O Observatório do crack participou ativamente na construção do PLS já que é uma ferramenta utilizada desde 2011 pelos gestores municipais. Assim contribuiu com conhecimento empírico adquirido com anos de trabalho junto aos Municípios brasileiros. A equipe da CNM crê que toda proposta deve ter uma base sólida, e isto é feito a partir de informações. As políticas precisam ser concebidas de forma horizontal, e não verticalmente, como é o costume do governo federal. Com dados subsidiados pelo Observatório do crack, a idealização do PLS foi pensada para que os 5.568 Municípios tenham possibilidade de acesso ao recurso, e não apenas uma parte deles.

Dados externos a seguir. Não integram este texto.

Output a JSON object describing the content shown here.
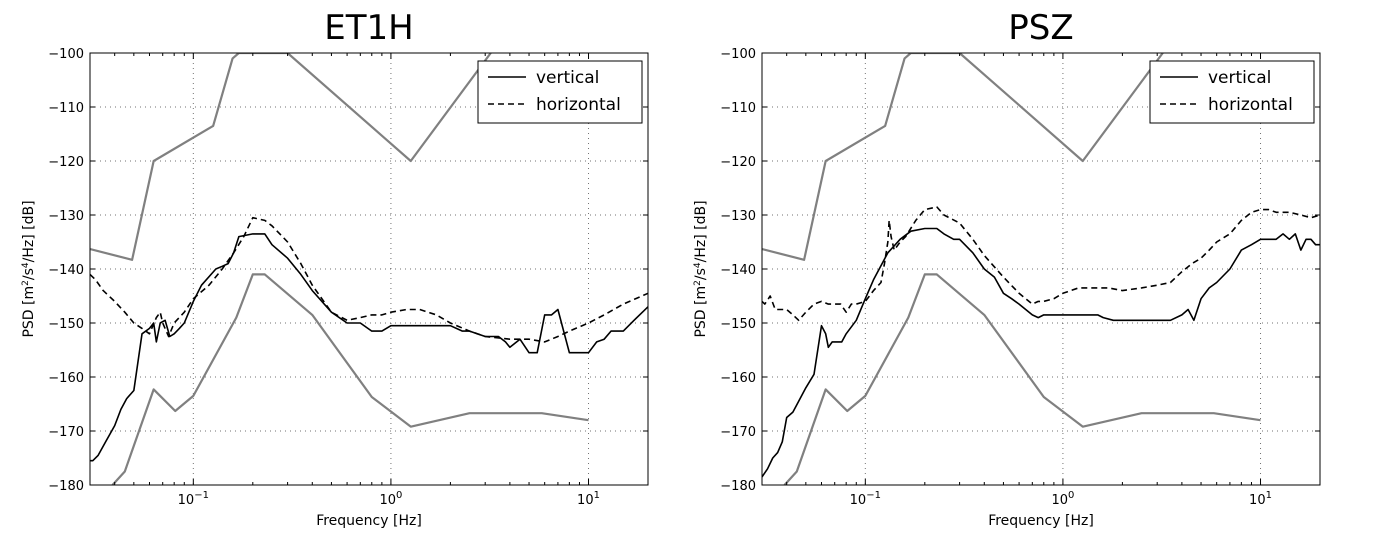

Segundo a proposta, o repasse ocorrerá em parcelas semestrais, nos meses de janeiro e julho de cada ano, e a divisão do dinheiro será realizada conforme os mesmos critérios usados para a distribuição do Fundo de Participação dos Municípios (FPM).

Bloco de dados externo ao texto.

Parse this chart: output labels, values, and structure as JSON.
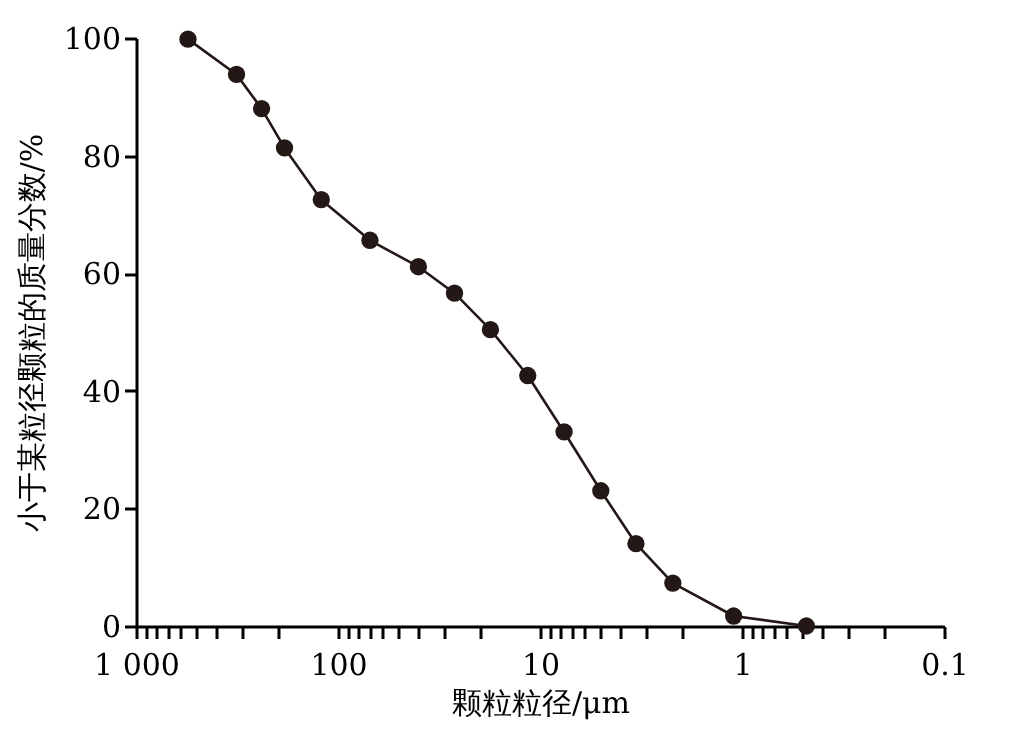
{
  "chart_data": {
    "type": "line",
    "xlabel": "颗粒粒径/μm",
    "ylabel": "小于某粒径颗粒的质量分数/%",
    "x": [
      553,
      318,
      239,
      184,
      121,
      69.5,
      40,
      26.5,
      17.6,
      11.5,
      7.6,
      5.0,
      3.35,
      2.2,
      1.1,
      0.48
    ],
    "series": [
      {
        "color": "#231815",
        "values": [
          99.8,
          93.8,
          88.0,
          81.3,
          72.5,
          65.6,
          61.1,
          56.6,
          50.4,
          42.6,
          33.0,
          23.0,
          14.0,
          7.3,
          1.7,
          0
        ]
      }
    ],
    "log": "x",
    "xlim": [
      1000,
      0.1
    ],
    "ylim": [
      0,
      100
    ],
    "yticks": [
      0,
      20,
      40,
      60,
      80,
      100
    ],
    "xticks": [
      {
        "value": 1000,
        "label": "1 000"
      },
      {
        "value": 900,
        "label": null
      },
      {
        "value": 800,
        "label": null
      },
      {
        "value": 700,
        "label": null
      },
      {
        "value": 600,
        "label": null
      },
      {
        "value": 500,
        "label": null
      },
      {
        "value": 400,
        "label": null
      },
      {
        "value": 300,
        "label": null
      },
      {
        "value": 200,
        "label": null
      },
      {
        "value": 100,
        "label": "100"
      },
      {
        "value": 90,
        "label": null
      },
      {
        "value": 80,
        "label": null
      },
      {
        "value": 70,
        "label": null
      },
      {
        "value": 60,
        "label": null
      },
      {
        "value": 50,
        "label": null
      },
      {
        "value": 40,
        "label": null
      },
      {
        "value": 30,
        "label": null
      },
      {
        "value": 20,
        "label": null
      },
      {
        "value": 10,
        "label": "10"
      },
      {
        "value": 9,
        "label": null
      },
      {
        "value": 8,
        "label": null
      },
      {
        "value": 7,
        "label": null
      },
      {
        "value": 6,
        "label": null
      },
      {
        "value": 5,
        "label": null
      },
      {
        "value": 4,
        "label": null
      },
      {
        "value": 3,
        "label": null
      },
      {
        "value": 2,
        "label": null
      },
      {
        "value": 1,
        "label": "1"
      },
      {
        "value": 0.9,
        "label": null
      },
      {
        "value": 0.8,
        "label": null
      },
      {
        "value": 0.7,
        "label": null
      },
      {
        "value": 0.6,
        "label": null
      },
      {
        "value": 0.5,
        "label": null
      },
      {
        "value": 0.4,
        "label": null
      },
      {
        "value": 0.3,
        "label": null
      },
      {
        "value": 0.2,
        "label": null
      },
      {
        "value": 0.1,
        "label": "0.1"
      }
    ],
    "marker": "circle",
    "line_style": "solid",
    "grid": false
  }
}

Atualmente os recursos do Funad estão sendo pouco utilizados. Segundo dados, o Sistema Integrado de Administração Financeira (Siafi) informa que apenas 27% da verba prevista entre 2011 e 2016 foi efetivamente aplicada. De um montante de R$ 1,47 bilhão autorizado no Orçamento da União, apenas R$ 430 milhões foram gastos.
Motivação
Ao justificar a iniciativa, Agripino cita estudo divulgado em 2012 por pesquisadores da Universidade Federal de São Paulo (Unifesp). Conforme o levantamento, o Brasil tinha à época 2,6 milhões de usuários de crack e cocaína, sendo metade deles classificados como dependentes.

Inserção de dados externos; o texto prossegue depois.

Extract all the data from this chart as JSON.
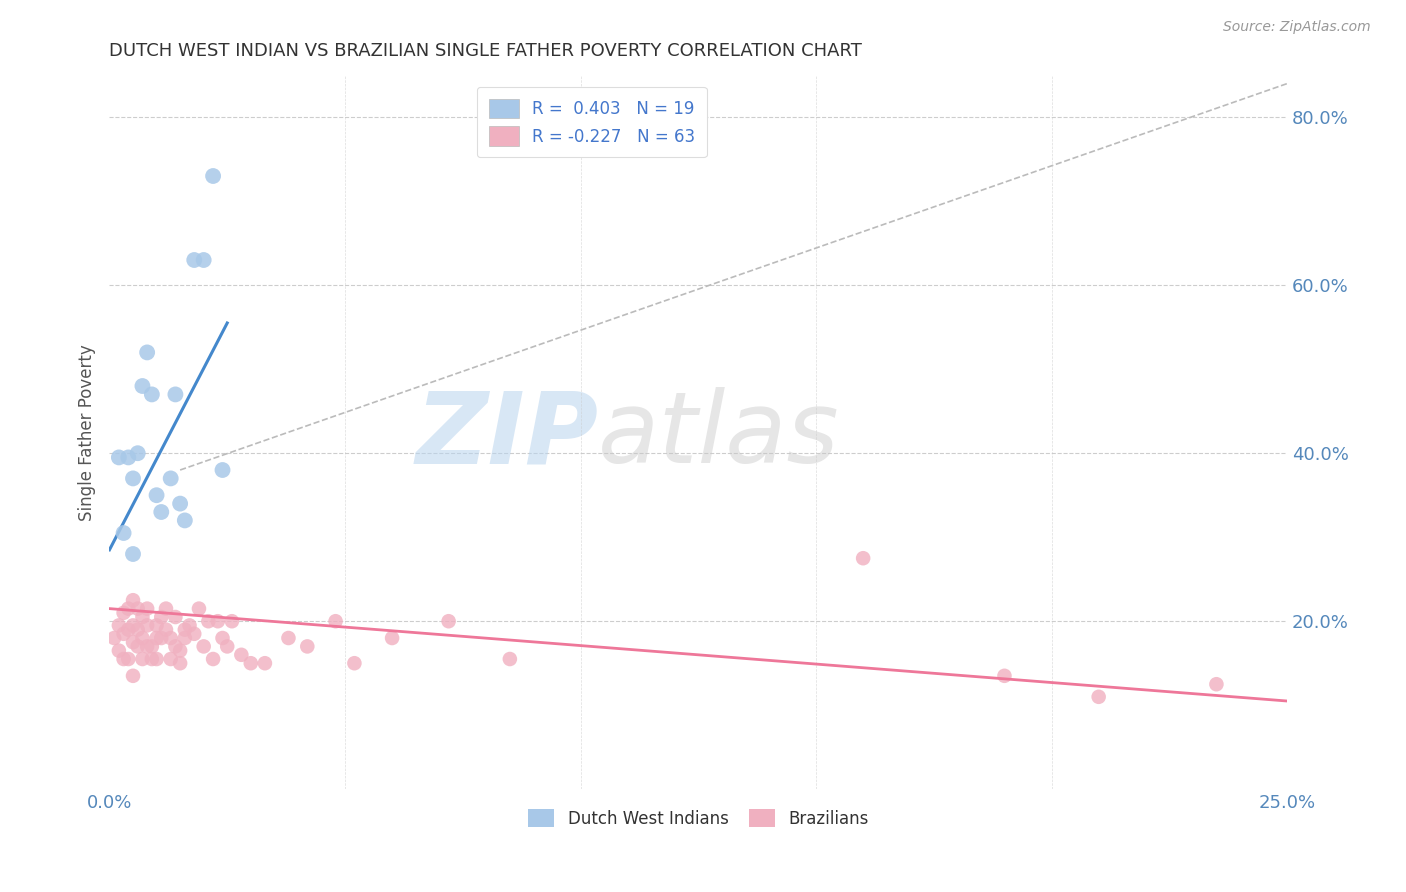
{
  "title": "DUTCH WEST INDIAN VS BRAZILIAN SINGLE FATHER POVERTY CORRELATION CHART",
  "source": "Source: ZipAtlas.com",
  "ylabel_label": "Single Father Poverty",
  "xlim": [
    0.0,
    0.25
  ],
  "ylim": [
    0.0,
    0.85
  ],
  "background_color": "#ffffff",
  "grid_color": "#c8c8c8",
  "watermark_zip": "ZIP",
  "watermark_atlas": "atlas",
  "blue_color": "#a8c8e8",
  "pink_color": "#f0b0c0",
  "blue_line_color": "#4488cc",
  "pink_line_color": "#ee7799",
  "dashed_line_color": "#bbbbbb",
  "dutch_west_indians_x": [
    0.002,
    0.003,
    0.004,
    0.005,
    0.005,
    0.006,
    0.007,
    0.008,
    0.009,
    0.01,
    0.011,
    0.013,
    0.014,
    0.015,
    0.016,
    0.018,
    0.02,
    0.022,
    0.024
  ],
  "dutch_west_indians_y": [
    0.395,
    0.305,
    0.395,
    0.37,
    0.28,
    0.4,
    0.48,
    0.52,
    0.47,
    0.35,
    0.33,
    0.37,
    0.47,
    0.34,
    0.32,
    0.63,
    0.63,
    0.73,
    0.38
  ],
  "brazilians_x": [
    0.001,
    0.002,
    0.002,
    0.003,
    0.003,
    0.003,
    0.004,
    0.004,
    0.004,
    0.005,
    0.005,
    0.005,
    0.005,
    0.006,
    0.006,
    0.006,
    0.007,
    0.007,
    0.007,
    0.008,
    0.008,
    0.008,
    0.009,
    0.009,
    0.01,
    0.01,
    0.01,
    0.011,
    0.011,
    0.012,
    0.012,
    0.013,
    0.013,
    0.014,
    0.014,
    0.015,
    0.015,
    0.016,
    0.016,
    0.017,
    0.018,
    0.019,
    0.02,
    0.021,
    0.022,
    0.023,
    0.024,
    0.025,
    0.026,
    0.028,
    0.03,
    0.033,
    0.038,
    0.042,
    0.048,
    0.052,
    0.06,
    0.072,
    0.085,
    0.16,
    0.19,
    0.21,
    0.235
  ],
  "brazilians_y": [
    0.18,
    0.195,
    0.165,
    0.21,
    0.185,
    0.155,
    0.215,
    0.19,
    0.155,
    0.225,
    0.195,
    0.175,
    0.135,
    0.215,
    0.19,
    0.17,
    0.205,
    0.18,
    0.155,
    0.215,
    0.195,
    0.17,
    0.17,
    0.155,
    0.195,
    0.18,
    0.155,
    0.205,
    0.18,
    0.215,
    0.19,
    0.18,
    0.155,
    0.205,
    0.17,
    0.165,
    0.15,
    0.18,
    0.19,
    0.195,
    0.185,
    0.215,
    0.17,
    0.2,
    0.155,
    0.2,
    0.18,
    0.17,
    0.2,
    0.16,
    0.15,
    0.15,
    0.18,
    0.17,
    0.2,
    0.15,
    0.18,
    0.2,
    0.155,
    0.275,
    0.135,
    0.11,
    0.125
  ],
  "blue_trend_x": [
    0.0,
    0.025
  ],
  "blue_trend_y": [
    0.285,
    0.555
  ],
  "pink_trend_x": [
    0.0,
    0.25
  ],
  "pink_trend_y": [
    0.215,
    0.105
  ],
  "dashed_trend_x": [
    0.015,
    0.25
  ],
  "dashed_trend_y": [
    0.38,
    0.84
  ]
}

Além disso, acrescentou, dados da Organização Mundial de Saúde (OMS) utilizados pela Unifesp mostraram que os brasileiros já somam 20% do total mundial de consumidores de cocaína e crack. “Infelizmente, os recursos do Fundo Nacional Antidrogas (Funad) têm ficado concentrados em ações da União, enquanto o problema das drogas precisa receber a atenção conjunta e coordenada de todas as unidades da Federação, em especial dos Municípios”, justificou Agripino no projeto.
O PLS 304/2016 foi enviado à Comissão de Assuntos Sociais e tem Ângela Portela (PT-RR) como relatora. Depois, a proposta vai à Comissão de Assuntos Econômicos (CAE), a quem cabe decisão terminativa. Ou seja, a proposta não precisar ir a Plenário, a menos que haja recurso subscrito por pelo menos nove senadores.